Embroidery thread is much finer and suits all embroidery designs. Be careful if you choose a thicker cotton thread as it is not as strong for fast stitching and will build up thickly and spoill your design. Some RW is suitable for thicker/cotton but then still slow machine down.
A lot also depends on when you stitch your design before or after layering with batting and backing.
I do my designs first on single thickness (before the sandwich).
Happy Stitching!
I'm a little confused. Are you embroidering a design on the quilt sandwich? Are you embroidering a design on quilting fabric before you assemble the quilt before you assemble the sandwich? Are you embroidering an all over quilting design intended to stitch all three layers together?
share some photo's as you go and when finished in the project section.
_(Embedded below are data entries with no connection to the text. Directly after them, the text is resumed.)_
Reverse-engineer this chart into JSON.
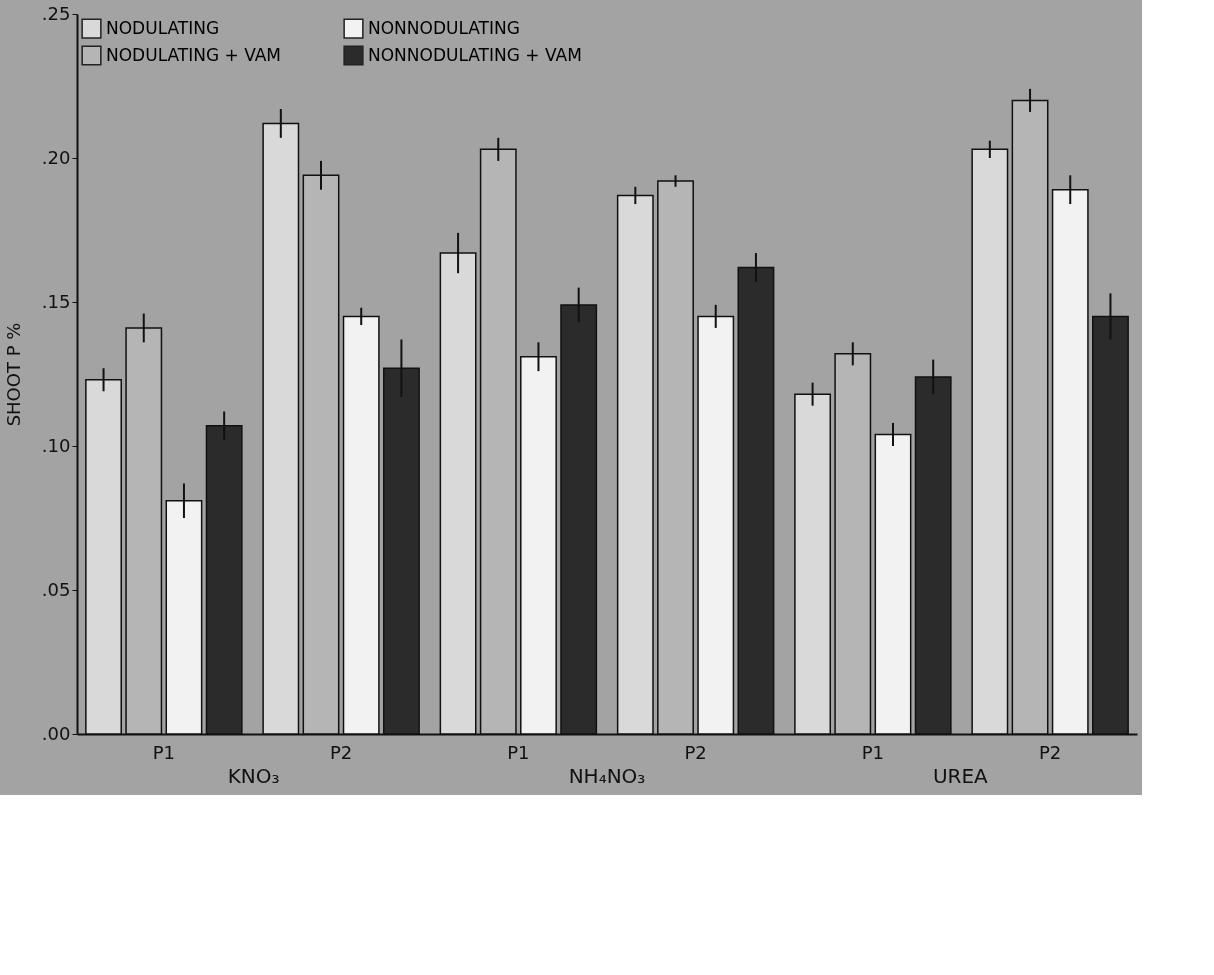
{
  "chart_data": {
    "type": "bar",
    "ylabel": "SHOOT P %",
    "categories": [
      "P1",
      "P2",
      "P1",
      "P2",
      "P1",
      "P2"
    ],
    "series": [
      {
        "name": "NODULATING",
        "color": "#d9d9d9",
        "values": [
          0.123,
          0.212,
          0.167,
          0.187,
          0.118,
          0.203
        ],
        "errors": [
          0.004,
          0.005,
          0.007,
          0.003,
          0.004,
          0.003
        ]
      },
      {
        "name": "NODULATING + VAM",
        "color": "#b5b5b5",
        "values": [
          0.141,
          0.194,
          0.203,
          0.192,
          0.132,
          0.22
        ],
        "errors": [
          0.005,
          0.005,
          0.004,
          0.002,
          0.004,
          0.004
        ]
      },
      {
        "name": "NONNODULATING",
        "color": "#f2f2f2",
        "values": [
          0.081,
          0.145,
          0.131,
          0.145,
          0.104,
          0.189
        ],
        "errors": [
          0.006,
          0.003,
          0.005,
          0.004,
          0.004,
          0.005
        ]
      },
      {
        "name": "NONNODULATING + VAM",
        "color": "#2b2b2b",
        "values": [
          0.107,
          0.127,
          0.149,
          0.162,
          0.124,
          0.145
        ],
        "errors": [
          0.005,
          0.01,
          0.006,
          0.005,
          0.006,
          0.008
        ]
      }
    ],
    "annotations": [
      "KNO₃",
      "NH₄NO₃",
      "UREA"
    ],
    "ylim": [
      0,
      0.25
    ],
    "yticks": [
      {
        "value": 0,
        "label": ".00"
      },
      {
        "value": 0.05,
        "label": ".05"
      },
      {
        "value": 0.1,
        "label": ".10"
      },
      {
        "value": 0.15,
        "label": ".15"
      },
      {
        "value": 0.2,
        "label": ".20"
      },
      {
        "value": 0.25,
        "label": ".25"
      }
    ],
    "legend": "top left",
    "grid": false
  }
}
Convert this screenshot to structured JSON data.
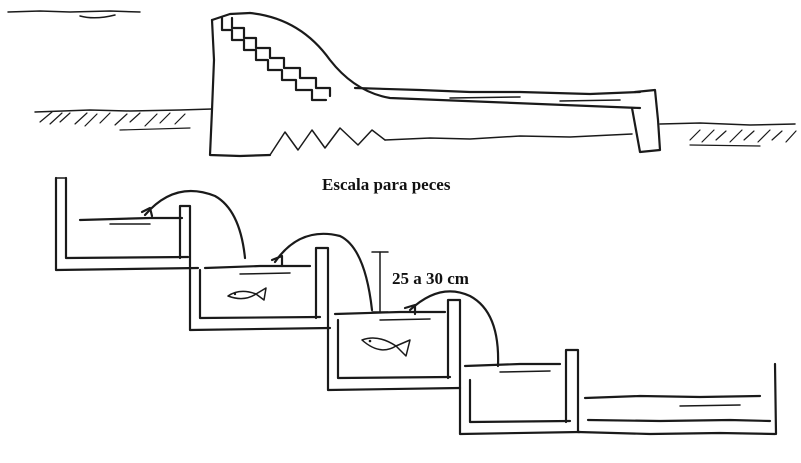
{
  "diagram": {
    "title": "Escala para peces",
    "dimension_label": "25 a 30 cm"
  },
  "colors": {
    "ink": "#1a1a1a",
    "background": "#ffffff"
  }
}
I am sure if you follow the advice of debleerl you will be fine as I have used both with designs on a quilt. If you are doing Redwork, I would try machine quilting threads. However, I think it is more of a personal choice. I just like the old-fashioned look of cotton thread on a quilt.
Egad I was rushing when I posted this because my husband was calling me , I'm surprised anyone knows what I asked LOL he was making Daiquiris I swear I didn't have any before my post :D
I just wanted you to know, this comment made me laugh so much my family had to read it too. Any time I try to type while someone is calling me -- it is so messed up. lol Your post made complete sense to me.
It depends on the density of the design and how you want it to show up on the quilt. Test stitch it on the same thickness of fabric and batting as the quilt. Preferably scraps of the same fabric and batting if you have enough. See which you like better. You can always use the test stitch-outs for matching pillow convers.